Given our focus on the systems, we’d like to offer up our facilities to FEMA, claims adjusters, etc, as a way to maximize the dollars spent for the rebuild plus put something up that will stay up. We aren’t looking to make our money/fame/fortune in the buildings rather the systems/IP we are creating so pretty near ‘at cost’, I hope, will afford many the opportunity to rebuild faster/better/cheaper.

And this time the places will ( I hope) stay up.

From the blogging community readers/bloggers, I’d like to ask for a few things:

1. If you know your way around FEMA, the feds or local gov’t and would be willing to help us get involved, please contact me at 416.367.2279 or rick@jlaventures.com. We’re not looking for a consultant to help us cash in on gov’t contracts rather making helping us become known as an “at cost” alternative to rebuilding options. We want to help, not rip off my country in a time of need so don’t call unless you can help.

2. If you can help us with finding a small town that really got hammered, is “off the grid” so to speak, please contact me as we’d like to donate as much as we can to help rebuild. If you know of local officials who are trying to get stuff rebuilt and want an ‘at cost’ type solution, please get in touch with me as we can build/deploy hundreds of homes/bldgs per week and would be glad to donate time, effort and margin to help.

3. This is a case of where the “A” list bloggers can help so please help with some link love and get them to send smart people my way so we can help rebuild.

I’m hopeful I can start the process of getting towns to adopt smaller towns that have been destroyed. This is a first step.

Our company will do good by doing good so your ideas and suggestions would be sincerely appreciated.

Thanks.

2:45 AM, September 12, 2005  
Anonymous Tina said...

Have been following your blog through these difficult times. I support your efforts to save these animals 100%. All of us in Houston are doing what we can in our own way, and wish you the best in the coming days, weeks, and months getting your home and city back.

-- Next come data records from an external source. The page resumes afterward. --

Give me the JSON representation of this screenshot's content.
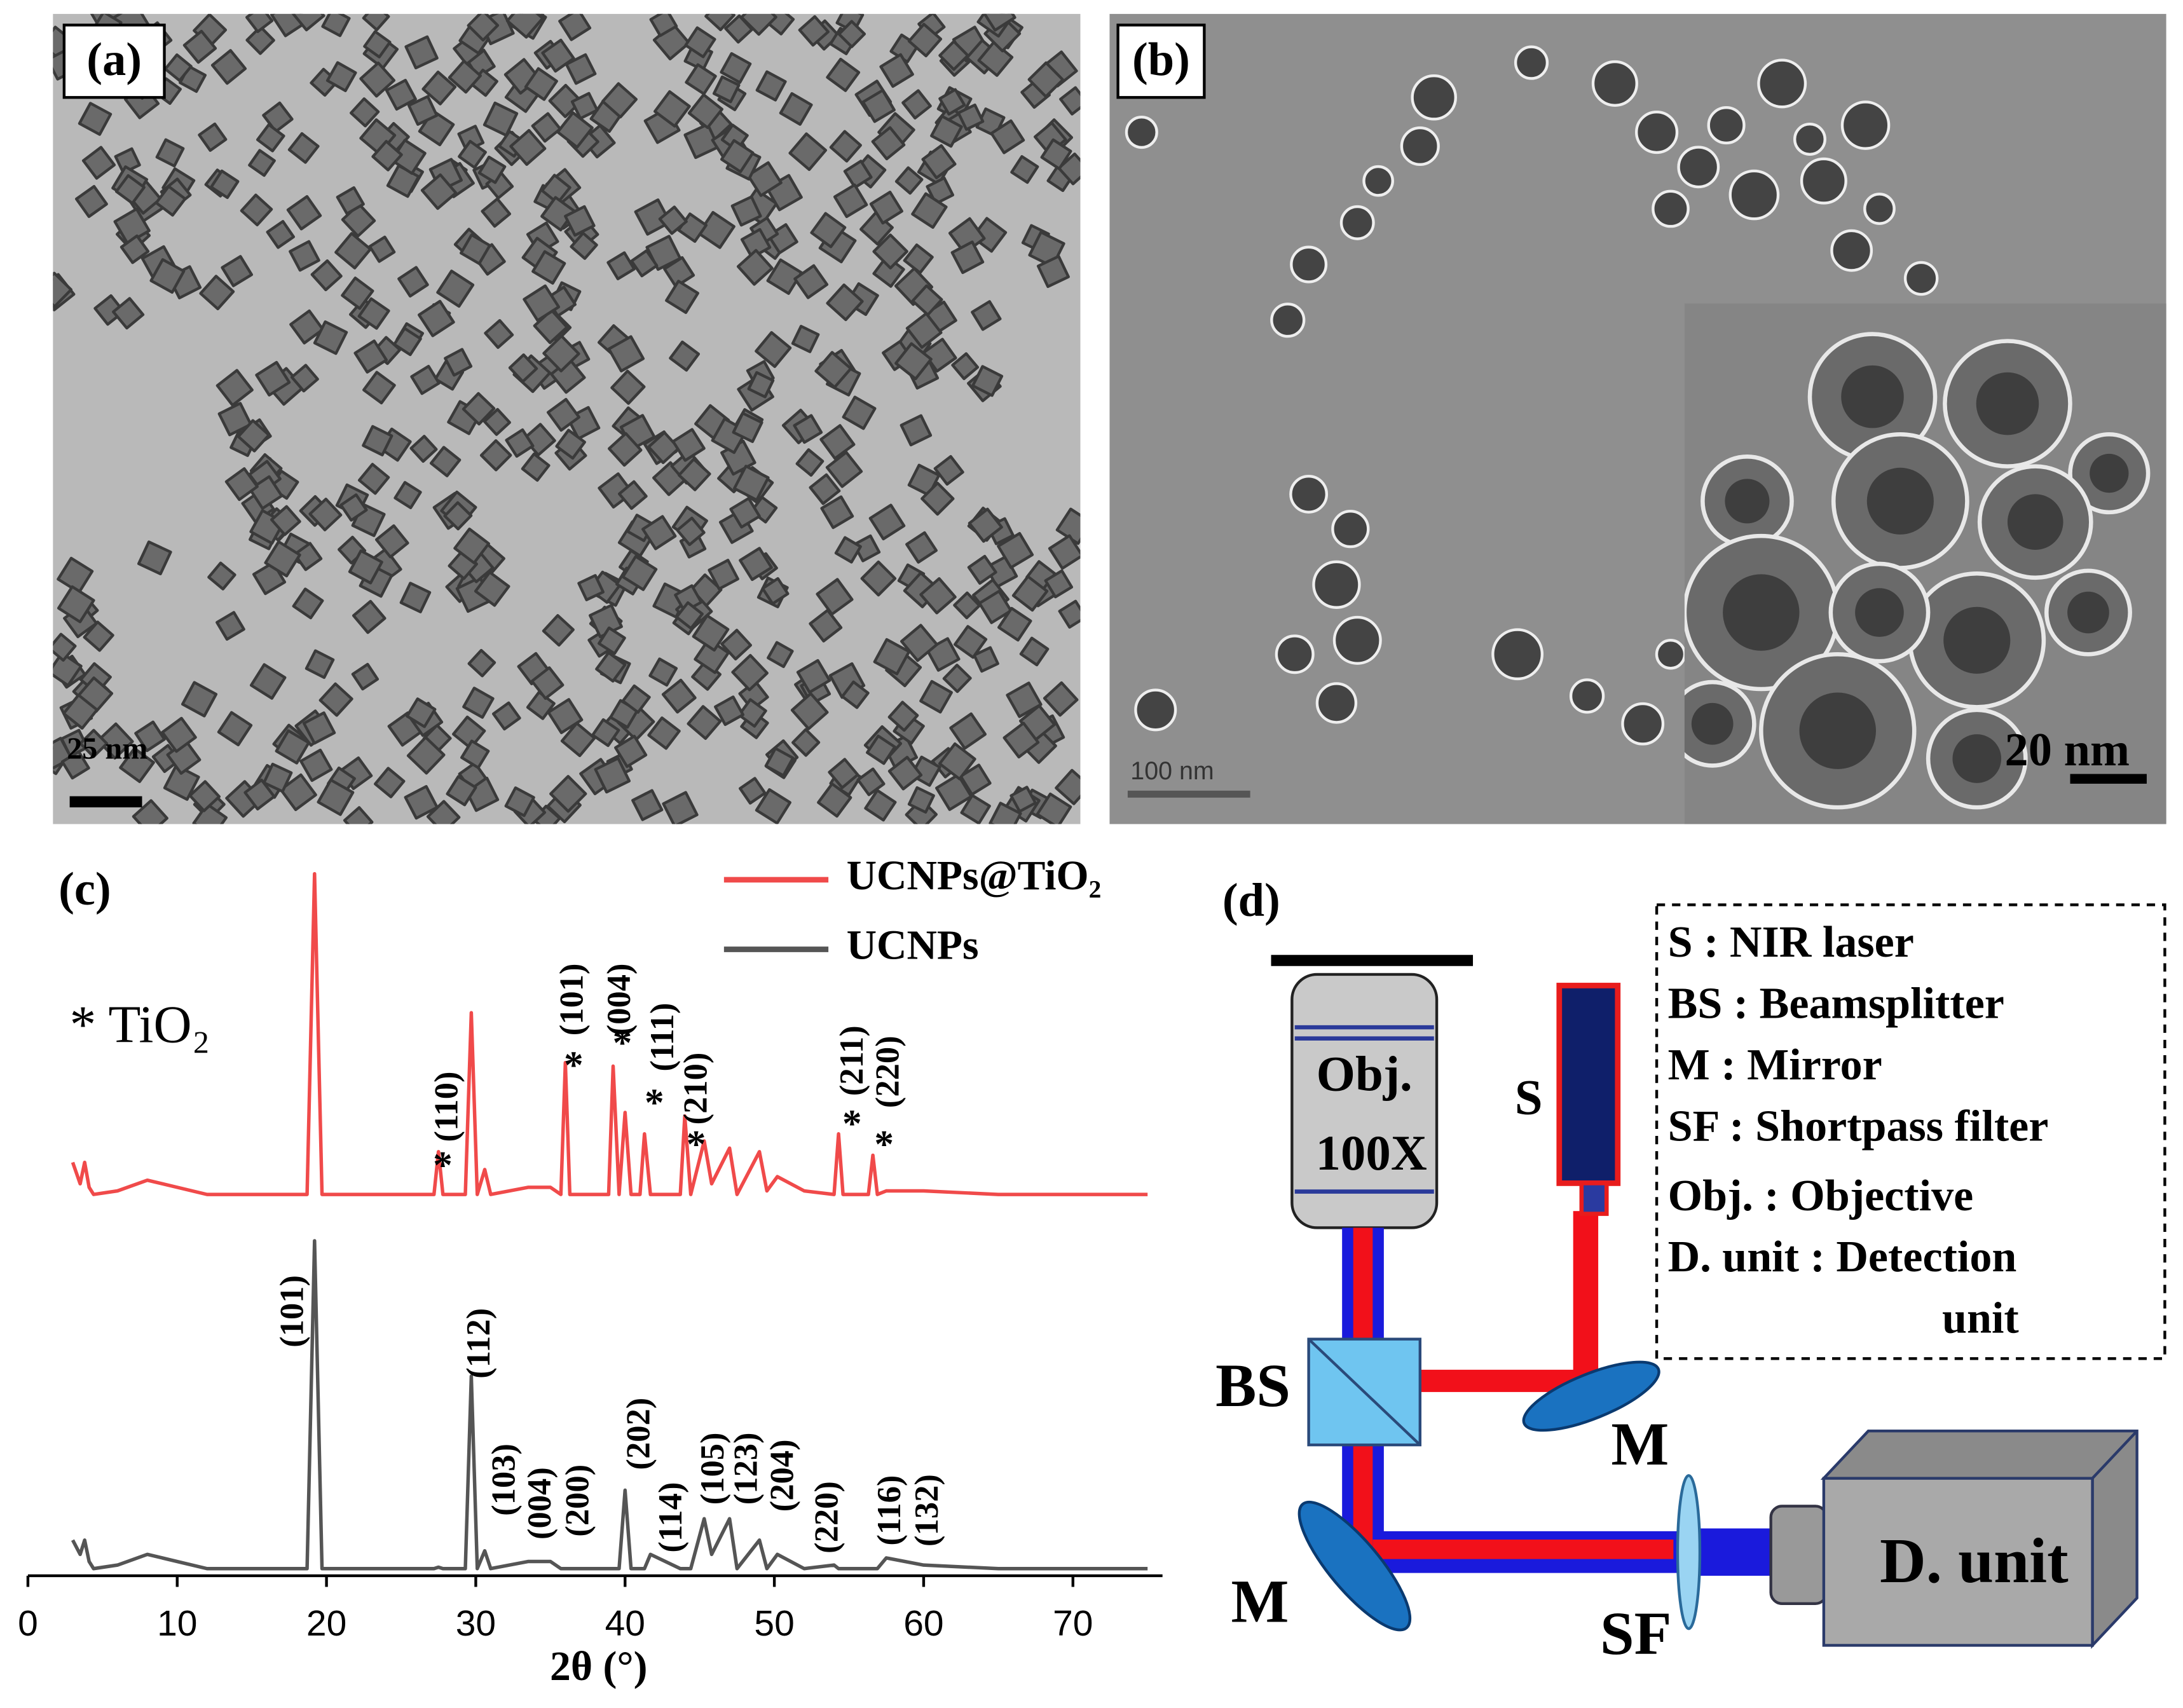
{
  "panels": {
    "a": {
      "label": "(a)",
      "scale_bar": "25 nm"
    },
    "b": {
      "label": "(b)",
      "scale_bar": "100 nm",
      "inset_scale_bar": "20 nm"
    },
    "c": {
      "label": "(c)"
    },
    "d": {
      "label": "(d)",
      "objective": [
        "Obj.",
        "100X"
      ],
      "source": "S",
      "beamsplitter": "BS",
      "mirrors": [
        "M",
        "M"
      ],
      "filter": "SF",
      "detector": "D. unit",
      "key": [
        "S : NIR laser",
        "BS : Beamsplitter",
        "M : Mirror",
        "SF : Shortpass filter",
        "Obj. : Objective",
        "D. unit : Detection",
        "unit"
      ]
    }
  },
  "chart_data": {
    "type": "line",
    "x_label": "2θ (°)",
    "side_note": "* TiO₂",
    "x": [
      3,
      3.5,
      3.8,
      4.1,
      4.4,
      6,
      8,
      10,
      12,
      16,
      18.7,
      19.2,
      19.7,
      22,
      26,
      27.2,
      27.5,
      27.8,
      29.3,
      29.7,
      30.1,
      30.6,
      31,
      33.5,
      35,
      35.7,
      36,
      36.3,
      38.9,
      39.2,
      39.6,
      40,
      40.4,
      41,
      41.3,
      41.7,
      43.7,
      44,
      44.4,
      45.3,
      45.8,
      47,
      47.5,
      49,
      49.5,
      50.2,
      52,
      54,
      54.3,
      54.6,
      56.3,
      56.6,
      56.9,
      57.5,
      60,
      65,
      70,
      75
    ],
    "xlim": [
      0,
      76
    ],
    "xticks": [
      0,
      10,
      20,
      30,
      40,
      50,
      60,
      70
    ],
    "ylim": [
      0,
      100
    ],
    "series": [
      {
        "name": "UCNPs@TiO₂",
        "color": "#f04a4a",
        "peak_marker": "*",
        "peak_labels": [
          "(110)",
          "(101)",
          "(004)",
          "(111)",
          "(210)",
          "(211)",
          "(220)"
        ],
        "values": [
          58,
          55,
          58,
          54.5,
          53.5,
          54,
          55.5,
          54.5,
          53.5,
          53.5,
          53.5,
          98.5,
          53.5,
          53.5,
          53.5,
          53.5,
          59.5,
          53.5,
          53.5,
          79,
          53.5,
          57,
          53.5,
          54.5,
          54.5,
          53.5,
          72,
          53.5,
          53.5,
          71.5,
          53.5,
          65,
          53.5,
          53.5,
          62,
          53.5,
          53.5,
          64.5,
          53.5,
          61,
          55,
          60,
          53.5,
          59.5,
          54,
          56,
          54,
          53.5,
          62,
          53.5,
          53.5,
          59,
          53.5,
          54,
          54,
          53.5,
          53.5,
          53.5
        ]
      },
      {
        "name": "UCNPs",
        "color": "#555555",
        "peak_labels": [
          "(101)",
          "(112)",
          "(103)",
          "(004)",
          "(200)",
          "(202)",
          "(114)",
          "(105)",
          "(123)",
          "(204)",
          "(220)",
          "(116)",
          "(132)"
        ],
        "values": [
          5,
          3,
          5,
          2,
          1,
          1.5,
          3,
          2,
          1,
          1,
          1,
          47,
          1,
          1,
          1,
          1,
          1.2,
          1,
          1,
          28,
          1,
          3.5,
          1,
          2,
          2,
          1,
          1,
          1,
          1,
          1,
          1,
          12,
          1,
          1,
          1,
          3,
          1,
          1,
          1,
          8,
          3,
          8,
          1,
          5,
          1,
          3,
          1,
          1.5,
          1,
          1,
          1,
          1,
          1,
          2.5,
          1.5,
          1,
          1,
          1
        ]
      }
    ]
  }
}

Something that may be of interest to you...
CNN report on pet rescues:
http://www.cnn.com/2005/US/09/11/katrina.dog.flight.ap/index.html

3:33 AM, September 12, 2005  
Anonymous Anonymous said...

Our local Cincinnati SPCA received 30 evacuted pets last week and they were adopted within a couple hours. These were pets already in a shelter prior to Katrina. Now they are starting a new program to foster pets found since Katrina. If they are not claimed then they will placed up for adoption. See article below:

SPCA Answers The Call For Relief Help

LAST UPDATE: 9/12/2005 10:58:06 PM


Pets that survived Hurricane Katrina will be up for adoption in the Tri-State.


2,500 animals are being housed in a convention center in Gonzales, Louisiana. The SPCA left Monday to pick up 200 of them, and bring them back to the Tri-State.


"How we treat our animals is paralleled in how we treat each other," said Harold Dates, Cincinnati SPCA.


"We'll have a veterinarian medical team to go over them," said Dates. "We'll have groomers. We'll have people decontaminating them, we're going to do it right."


Organizers said each pet will get "microchipped" and have a digital photo taken. The pictures will be displayed on a website for hurricane families who are missing any pets. Any animal not claimed by October 15th will be up for adoption.


"They're the nitty, gritty animals from the streets of New Orleans, and we're going to be asking the public to shelter them in their homes."


Until the deadline, each animal simply needs a foster family.


"If we show these animals compassion and respect, in turn, we'll show it to each other. That's what needs to be done."


If you're interested in fostering a pet: registration starts at 10:00 a.m. Wednesday at the SPCA. That's located at 11900 Conray Road in Sharonville. You can ask for a dog or a cat. The Hamilton County Sheriff's Department will be there confirming addresses.